Liebe Leserin, lieber Leser,
ein Buchautor behauptet, zahlreiche moderne Erkrankungen seien „Erfindungen“ interessierter Kreise, um durch im Grunde überflüssige Diagnostik und Therapie entsprechend „Profit“ zu machen. Ich fürchte, der Mann hat Recht. Ich denke sofort an die Osteoporose und die vor einigen Jahren fast flächendeckend durchgeführten fragwürdigen Knochendichtemessungen. Oder an die neuerdings empfohlenen Blutdruckzielwerte von 120/80, die faktisch bedeuten würden, daß eine Mehrheit der Bevölkerung Blutdrucksenker schlucken müßte.
Zum Zweiten fand sich im „Deutschen Ärzteblatt“ unter dem Titel „Konkurs der ärztlichen Urteilskraft?“ eine bemerkenswerte Abhandlung über die moderne Medizin mit Ihrer schon als naiv zu bezeichnenden Gläubigkeit an wissenschaftliche Studien. Die Autoren weisen schlüssig nach, daß auch die modernste Studie keineswegs eine Aussage für die Ewigkeit erbringt, sondern stets das Risiko eines falschen Resultates beinhaltet.
„Wegen hoher Kosten“, heißt es im Ärzteblatt, „wandert die klinische Forschung zunehmend in die Domäne der pharmazeutischen Industrie ab, wo sie Zulassungs- und Marketinginteressen gehorcht.“ Und weiter: „Verlierer sind dagegen Therapien ohne Aussicht auf breite Vermarktung (zum Beispiel Physiotherapien, Kreativtherapien, Psychotherapien, chirugische Verfahren, manuelle Therapien)“. Und man könnte anfügen: die gesamte Palette der Naturheilverfahren.
Deswegen gilt: Leitlinien nach den Kriterien der „evidence based medicine“ – also der durch Studien „erwiesenen“ Therapien – sind hilfreich, ersetzen aber nicht das logische und intuitive Denken des Therapeuten. Selbstverständlich können auch Verfahren effektiv sein, die ihre Wirksamkeit bislang nicht nach heute geforderten Standards bewiesen haben.

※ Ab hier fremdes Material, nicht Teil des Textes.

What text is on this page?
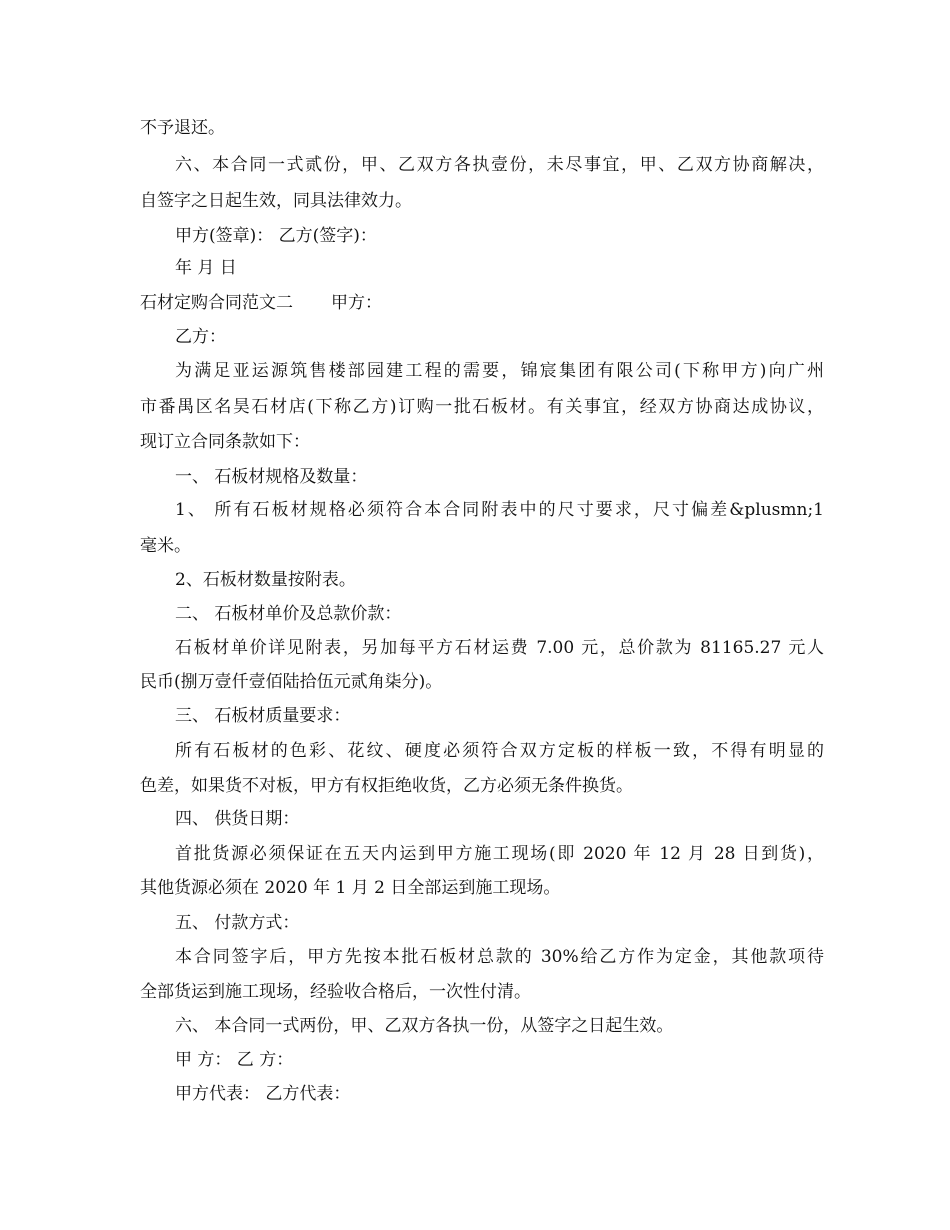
不予退还。
六、本合同一式贰份，甲、乙双方各执壹份，未尽事宜，甲、乙双方协商解决，
自签字之日起生效，同具法律效力。
甲方(签章)： 乙方(签字)：
年 月 日
石材定购合同范文二 甲方：
乙方：
为满足亚运源筑售楼部园建工程的需要，锦宸集团有限公司(下称甲方)向广州
市番禺区名昊石材店(下称乙方)订购一批石板材。有关事宜，经双方协商达成协议，
现订立合同条款如下：
一、 石板材规格及数量：
1、 所有石板材规格必须符合本合同附表中的尺寸要求，尺寸偏差&plusmn;1
毫米。
2、石板材数量按附表。
二、 石板材单价及总款价款：
石板材单价详见附表，另加每平方石材运费 7.00 元，总价款为 81165.27 元人
民币(捌万壹仟壹佰陆拾伍元贰角柒分)。
三、 石板材质量要求：
所有石板材的色彩、花纹、硬度必须符合双方定板的样板一致，不得有明显的
色差，如果货不对板，甲方有权拒绝收货，乙方必须无条件换货。
四、 供货日期：
首批货源必须保证在五天内运到甲方施工现场(即 2020 年 12 月 28 日到货)，
其他货源必须在 2020 年 1 月 2 日全部运到施工现场。
五、 付款方式：
本合同签字后，甲方先按本批石板材总款的 30%给乙方作为定金，其他款项待
全部货运到施工现场，经验收合格后，一次性付清。
六、 本合同一式两份，甲、乙双方各执一份，从签字之日起生效。
甲 方： 乙 方：
甲方代表： 乙方代表：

Etwas ganz anderes bietet wohltuenden Kontrast zum oft nervtötenden Streit mit Wissenschaftstheoretikern: Im Pfälzer Wald wurden zufällig im Sommer 1989 Überreste einer ehemaligen Prießnitz-Walddusche entdeckt. Der damalige Bürgermeister Josef Götz begann Anfang 1991 mit zahlreichen freiwilligen Helfern die völlig von Erde, Laub und Ästen verschüttete Walddusche auszugraben und in weit über 1000-stündiger ehrenamtlicher Arbeit zu restaurieren. Zu diesem Zweck mußten über 500 Kubikmeter Erde und Mauertrümmer beseitigt werden. Aus dem vorhandenen Steinmaterial wurde die Walddusche, soweit möglich, originalgetreu rekonstruiert. Mitte 1996 konnte sie wieder in Betrieb genommen werden. Sie stellt die einzige diesbezügliche Anlage ihrer Art in Deutschland dar.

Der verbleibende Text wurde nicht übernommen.